2. Sulit Dikembangkan
Agak sulit untuk menambah ruang selain dengan cara renovasi. Oleh karena itu, ada alternatif untuk mengembangkannya ke atas dengan cara membuat dak sementara dari konstruksi kayu dan bambo sehingga tidak perlu membuat banyak peruabahan di lantai dasarnya.

3. Sirkulasi Udara Tidak Lancar
Agar sirkulasi udara lancar, buat ventilasi memanjang seperti jendela ruang tamu berlapis jeruji besi sehingga lebih aman. Lalu sesuaikan pula jarak antara plafon dan genteng yang mempengaruhi pasokan sinar matahari dan sirkulasi udara. dan sisi rumah. Kamu bisa coba mengaplikasikan jendela vertikal dan ventilasi rumah. Buat sirkulasi udara di di dalam ruangan guna menjamin kelancaran sirkulasi udara. 

Sistem sirkulasi yang kurang baik juga sering terjadi pada rumah kopel. Agar udara bisa keluar dan masuk dengan lancar, ukuran jendela harus dibuat seproposional mungkin. Demikian pula dengan lokasi dan posisi penempatannya, jika posisi jendela ini ternyata tidak bisa membuat cahaya matahari masuk dalam ruang, sebaiknya dipasang genting kaca juga.

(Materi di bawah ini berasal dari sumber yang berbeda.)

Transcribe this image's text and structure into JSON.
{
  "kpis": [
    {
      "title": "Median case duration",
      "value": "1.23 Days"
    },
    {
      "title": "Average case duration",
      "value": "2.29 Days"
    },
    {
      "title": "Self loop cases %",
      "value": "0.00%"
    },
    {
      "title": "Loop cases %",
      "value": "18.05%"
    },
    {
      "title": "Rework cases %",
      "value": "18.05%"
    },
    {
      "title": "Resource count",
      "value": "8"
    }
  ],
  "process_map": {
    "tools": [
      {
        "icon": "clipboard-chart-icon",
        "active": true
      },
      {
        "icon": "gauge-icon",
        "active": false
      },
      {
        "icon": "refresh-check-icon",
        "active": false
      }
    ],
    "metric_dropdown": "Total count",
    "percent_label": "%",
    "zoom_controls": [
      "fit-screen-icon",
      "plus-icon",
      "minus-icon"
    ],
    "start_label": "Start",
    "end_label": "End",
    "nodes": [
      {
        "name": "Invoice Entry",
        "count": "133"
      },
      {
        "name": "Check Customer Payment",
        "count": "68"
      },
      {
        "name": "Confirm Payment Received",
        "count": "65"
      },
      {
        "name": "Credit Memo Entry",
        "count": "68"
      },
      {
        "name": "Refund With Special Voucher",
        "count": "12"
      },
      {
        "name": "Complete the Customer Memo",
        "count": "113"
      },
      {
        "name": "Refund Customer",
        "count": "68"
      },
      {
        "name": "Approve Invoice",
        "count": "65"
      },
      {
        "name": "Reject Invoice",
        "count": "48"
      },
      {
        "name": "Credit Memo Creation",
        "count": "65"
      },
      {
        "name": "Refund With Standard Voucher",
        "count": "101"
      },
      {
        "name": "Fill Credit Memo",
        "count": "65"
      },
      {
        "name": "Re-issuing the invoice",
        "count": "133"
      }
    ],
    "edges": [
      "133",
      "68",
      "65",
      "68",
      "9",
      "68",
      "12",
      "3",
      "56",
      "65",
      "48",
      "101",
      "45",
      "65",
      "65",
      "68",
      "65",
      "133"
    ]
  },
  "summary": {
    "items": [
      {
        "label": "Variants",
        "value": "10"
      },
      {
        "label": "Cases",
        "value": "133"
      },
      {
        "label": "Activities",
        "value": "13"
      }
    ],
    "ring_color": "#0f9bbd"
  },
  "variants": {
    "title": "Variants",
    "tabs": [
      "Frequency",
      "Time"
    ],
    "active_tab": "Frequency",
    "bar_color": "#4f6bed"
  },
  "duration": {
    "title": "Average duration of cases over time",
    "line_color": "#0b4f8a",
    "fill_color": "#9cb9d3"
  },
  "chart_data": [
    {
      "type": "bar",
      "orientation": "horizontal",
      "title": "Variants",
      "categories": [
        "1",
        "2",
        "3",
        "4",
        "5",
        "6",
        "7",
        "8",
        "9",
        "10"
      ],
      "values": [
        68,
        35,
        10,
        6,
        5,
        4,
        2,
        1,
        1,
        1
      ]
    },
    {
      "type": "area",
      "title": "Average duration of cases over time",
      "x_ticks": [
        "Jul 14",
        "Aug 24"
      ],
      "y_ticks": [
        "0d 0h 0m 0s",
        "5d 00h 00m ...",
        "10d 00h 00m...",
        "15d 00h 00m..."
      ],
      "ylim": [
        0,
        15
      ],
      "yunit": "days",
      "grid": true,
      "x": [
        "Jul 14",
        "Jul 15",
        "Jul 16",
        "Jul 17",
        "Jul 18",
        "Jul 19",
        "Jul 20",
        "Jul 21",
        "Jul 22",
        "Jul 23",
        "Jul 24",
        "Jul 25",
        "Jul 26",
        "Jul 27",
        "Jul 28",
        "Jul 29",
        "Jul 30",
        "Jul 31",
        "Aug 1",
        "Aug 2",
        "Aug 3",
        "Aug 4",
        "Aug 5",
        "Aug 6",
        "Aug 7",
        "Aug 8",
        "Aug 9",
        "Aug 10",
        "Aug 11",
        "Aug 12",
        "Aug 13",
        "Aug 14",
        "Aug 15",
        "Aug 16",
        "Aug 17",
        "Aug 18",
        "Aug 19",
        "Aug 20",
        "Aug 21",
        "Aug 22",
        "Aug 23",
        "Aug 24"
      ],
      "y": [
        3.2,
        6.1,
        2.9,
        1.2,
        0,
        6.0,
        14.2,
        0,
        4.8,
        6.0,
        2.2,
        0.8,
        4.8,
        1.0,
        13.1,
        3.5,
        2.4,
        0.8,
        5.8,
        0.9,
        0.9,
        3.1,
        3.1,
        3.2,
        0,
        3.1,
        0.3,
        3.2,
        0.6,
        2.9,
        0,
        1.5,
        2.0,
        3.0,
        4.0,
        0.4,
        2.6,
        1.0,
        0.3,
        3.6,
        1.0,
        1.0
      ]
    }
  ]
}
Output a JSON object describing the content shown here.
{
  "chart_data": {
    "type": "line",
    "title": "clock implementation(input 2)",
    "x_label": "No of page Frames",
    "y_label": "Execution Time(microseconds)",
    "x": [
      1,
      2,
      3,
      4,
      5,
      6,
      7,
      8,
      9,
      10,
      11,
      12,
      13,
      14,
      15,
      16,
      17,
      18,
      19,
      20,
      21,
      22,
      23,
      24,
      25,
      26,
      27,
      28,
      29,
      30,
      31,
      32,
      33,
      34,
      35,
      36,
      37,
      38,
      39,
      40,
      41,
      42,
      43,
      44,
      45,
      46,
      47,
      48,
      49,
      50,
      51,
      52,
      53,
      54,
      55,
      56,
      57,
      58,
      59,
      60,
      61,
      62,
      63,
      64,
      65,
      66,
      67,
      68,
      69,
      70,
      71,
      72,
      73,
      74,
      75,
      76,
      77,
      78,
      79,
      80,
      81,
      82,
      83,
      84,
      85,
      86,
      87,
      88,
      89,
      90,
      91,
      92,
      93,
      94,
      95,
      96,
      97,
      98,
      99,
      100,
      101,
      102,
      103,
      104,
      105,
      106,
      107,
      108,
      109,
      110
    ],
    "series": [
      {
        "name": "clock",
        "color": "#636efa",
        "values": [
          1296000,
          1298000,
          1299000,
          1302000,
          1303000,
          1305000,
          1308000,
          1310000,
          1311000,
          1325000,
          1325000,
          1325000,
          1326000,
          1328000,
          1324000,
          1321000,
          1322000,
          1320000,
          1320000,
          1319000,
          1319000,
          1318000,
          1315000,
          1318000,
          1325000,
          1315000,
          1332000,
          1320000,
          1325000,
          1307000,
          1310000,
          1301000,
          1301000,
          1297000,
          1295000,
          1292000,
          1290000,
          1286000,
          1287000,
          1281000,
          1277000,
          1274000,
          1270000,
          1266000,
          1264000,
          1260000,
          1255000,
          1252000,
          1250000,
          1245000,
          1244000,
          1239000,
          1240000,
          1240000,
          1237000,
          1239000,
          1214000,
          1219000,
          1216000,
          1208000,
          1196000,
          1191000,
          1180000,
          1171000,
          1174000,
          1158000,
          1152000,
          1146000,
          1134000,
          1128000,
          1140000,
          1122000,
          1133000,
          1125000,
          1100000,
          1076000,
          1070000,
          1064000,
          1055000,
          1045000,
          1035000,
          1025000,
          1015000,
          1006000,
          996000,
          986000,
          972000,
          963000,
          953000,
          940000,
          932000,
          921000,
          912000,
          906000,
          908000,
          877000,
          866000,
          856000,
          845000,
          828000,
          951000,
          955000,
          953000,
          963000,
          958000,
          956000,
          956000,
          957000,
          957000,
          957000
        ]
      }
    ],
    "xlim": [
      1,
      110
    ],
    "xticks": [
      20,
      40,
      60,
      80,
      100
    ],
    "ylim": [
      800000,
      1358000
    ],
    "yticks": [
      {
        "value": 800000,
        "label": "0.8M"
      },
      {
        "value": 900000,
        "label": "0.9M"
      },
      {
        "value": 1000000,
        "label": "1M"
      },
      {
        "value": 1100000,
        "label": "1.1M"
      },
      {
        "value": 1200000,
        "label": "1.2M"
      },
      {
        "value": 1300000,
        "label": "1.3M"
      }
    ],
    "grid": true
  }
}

4. Minim Cahaya Matahari dan Lembap
Buat bukaan transparan di genteng dan atap dengan menggunakan genteng kaca, cukup beberapa kotak saja. Periksa pula penyebab lembapnya, apakah karena kebocoran instalasi sehingga menyebabkan dinding basah atau karena kamar mandi yang juga tidak bisa kering. Jika kemungkinan terakhir penyebabnya, pasang juga genteng kaca di kamar mandi ini.
Pilih bentuk atap yang sesuai dengan bangunan rumah agar jark antara plafon dan genteng karena berpengaruh pula terhadap pasokan sinar matahari serta sirkulasi udara. Jangan lupa memberi jarak yang lebar agar sinar matahari tidak langsung mengenai bangunan.

5. Lahan Sempit
Rumah kopel sebagai bagian perumahan murah di Jakarta tentu menghabiskan lahan yang ada untuk bangunan. Sisakan setidaknya 3×3 meter untuk area terbuka sebagai sumber cahaya alami bagi penghuni rumah. Proporsi standar minimal perbandingan bangunan dengan lahan yang dijadikan ruang terbuka adalah 70:30;

6. Hukum Dinding Partisi
Lahan sempit ini dapat disiasati dengan cara menyatukan lahan sehingga ukuran teras tersebut jadi lebih besar dan memunculkan kesan elegan klasik. Tapi pada sisi yang lain kesan elegan klasik tersebut tidak serta merta membuat partisi dinding pada dua bangunan menjadi nampak terpisah. Merupakan permasalahan pokok dan paling utama ketika ingin merubah atau mengganti desain dan tampilan rumah kopel tersebut.

Berdasarkan Pasal 1365 KUH Perdata serta sebagaimana yang diatur dalam Pasal 2 Peraturan Pemerintah Pengganti Undang-Undang Nomor 51 Prp. Tahun 1960 tentang Larangan Pemakaian Tanah Tanpa Izin yang Berhak atau Kuasanya, pemanfaatan dinding oleh tetangga Anda tersebut dapat dikategorikan sebagai suatu perbuatan melawan hukum (onrechtmatige daad) apabila menimbulkan kerugian yang nyata bagi Anda.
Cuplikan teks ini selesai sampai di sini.